## doubt regarding the sentence in sliding dft

Started by 3 years ago●5 replies●latest reply 3 years ago●157 viewsHow to interpret this line:

"When output computations are required every M input samples, and M is less than log 2 ( N ), the sliding DFT can be computationally superior to traditional FFT implementations even when all N DFT outputs are required. "

can anyone explain with numerical example??

Using the numbers from the example above with N = 512, if the slide distance, M = N and a new FFT is needed every 512 samples, then the FFT requires fewer computations than the sliding DFT, which has to be recomputed every input sample. The accumulation of required computations for the sliding DFT is clearly much larger than the FFT.

The statement you're asking about is talking about the rough break-even point, where the sliding DFT becomes more computationally efficient than the FFT. So if the slide distance (M) is larger than log2(N) = 9, you may be better off using an FFT every M samples, assuming that you need all N samples. Since the DFT can be computed in a sparse fashion, where you only compute the output samples that you need and ignore the rest, this break-even point can move to much larger M since the FFT generally needs to always compute all N samples. For example, if you only need DFT outputs around a particular frequency of interest, say you only need twenty samples around bin number 100, then you only need to do 20/512 the normal computations and the sliding DFT will likely be more computationally efficient than the FFT in most cases.

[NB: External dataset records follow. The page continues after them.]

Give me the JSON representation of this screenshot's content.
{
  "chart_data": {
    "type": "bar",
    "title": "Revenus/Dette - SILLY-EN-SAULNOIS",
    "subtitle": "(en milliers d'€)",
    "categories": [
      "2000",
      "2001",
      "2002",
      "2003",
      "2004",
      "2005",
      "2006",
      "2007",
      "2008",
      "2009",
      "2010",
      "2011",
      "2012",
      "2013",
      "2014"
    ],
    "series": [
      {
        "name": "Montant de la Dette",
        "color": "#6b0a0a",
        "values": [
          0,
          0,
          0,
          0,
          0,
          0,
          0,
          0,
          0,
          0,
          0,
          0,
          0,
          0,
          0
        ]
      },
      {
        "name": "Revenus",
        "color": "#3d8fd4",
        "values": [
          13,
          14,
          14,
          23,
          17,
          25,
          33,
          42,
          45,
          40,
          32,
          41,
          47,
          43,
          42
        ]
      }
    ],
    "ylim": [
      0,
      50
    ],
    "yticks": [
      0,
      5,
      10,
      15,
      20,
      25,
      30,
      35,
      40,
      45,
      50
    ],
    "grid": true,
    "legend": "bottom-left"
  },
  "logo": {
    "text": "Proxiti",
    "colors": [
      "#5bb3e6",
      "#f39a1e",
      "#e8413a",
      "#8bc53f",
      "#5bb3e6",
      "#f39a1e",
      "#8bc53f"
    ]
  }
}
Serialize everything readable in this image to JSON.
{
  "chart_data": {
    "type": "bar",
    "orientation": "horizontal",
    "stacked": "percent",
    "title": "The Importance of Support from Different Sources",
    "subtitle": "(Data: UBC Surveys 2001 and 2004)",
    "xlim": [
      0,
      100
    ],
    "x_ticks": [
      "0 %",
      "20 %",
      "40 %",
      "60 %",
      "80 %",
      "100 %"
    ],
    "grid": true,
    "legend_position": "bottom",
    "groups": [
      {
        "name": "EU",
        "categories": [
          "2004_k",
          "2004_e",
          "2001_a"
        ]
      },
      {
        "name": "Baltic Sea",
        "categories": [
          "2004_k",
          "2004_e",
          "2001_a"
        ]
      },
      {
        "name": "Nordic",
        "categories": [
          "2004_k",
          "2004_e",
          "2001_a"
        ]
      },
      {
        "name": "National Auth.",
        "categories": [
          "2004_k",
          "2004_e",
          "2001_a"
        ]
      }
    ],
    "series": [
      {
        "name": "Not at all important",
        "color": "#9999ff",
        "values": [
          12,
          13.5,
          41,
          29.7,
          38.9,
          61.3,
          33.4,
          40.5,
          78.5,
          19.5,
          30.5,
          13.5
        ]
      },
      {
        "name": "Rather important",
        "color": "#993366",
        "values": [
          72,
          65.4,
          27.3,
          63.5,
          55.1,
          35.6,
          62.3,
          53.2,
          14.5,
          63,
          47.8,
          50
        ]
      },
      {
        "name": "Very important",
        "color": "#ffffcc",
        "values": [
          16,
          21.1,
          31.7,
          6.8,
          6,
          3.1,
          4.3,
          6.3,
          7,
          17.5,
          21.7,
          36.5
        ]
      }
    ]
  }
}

Since there are more FFT algorithms and implementations available these days, that break-even point may be dependent on specific algorithms and implementations.

Thank you very much Robert wolfe and Slartibartfast

Let's say you want to generate 512 DFT outputs for every 4 samples input.

M = 4

N = 512

log2( N ) = 9

4 < 9

so sliding DFT can be computationally superior to traditional FFT implementations, i.e. more efficient, take less processor cycles

Suppose we consider a length of M=3 and N=16 which follows the case of M is less than log 2 ( N )

for SDFT we would require =(N+N+N)=3N complex multiplication for M bins but for N bins we would require 16N complex multiplications according to the SDFT equation.

For fft we would require=2N log2 N=8N complex multiplications for N bins. I am bit confused.

Any insight would be a great help.

M is the number of input samples used, and N is the number of output frequency bins calculated. For a general FFT, M and N are the same, i.e. N values in time result in N values in frequency.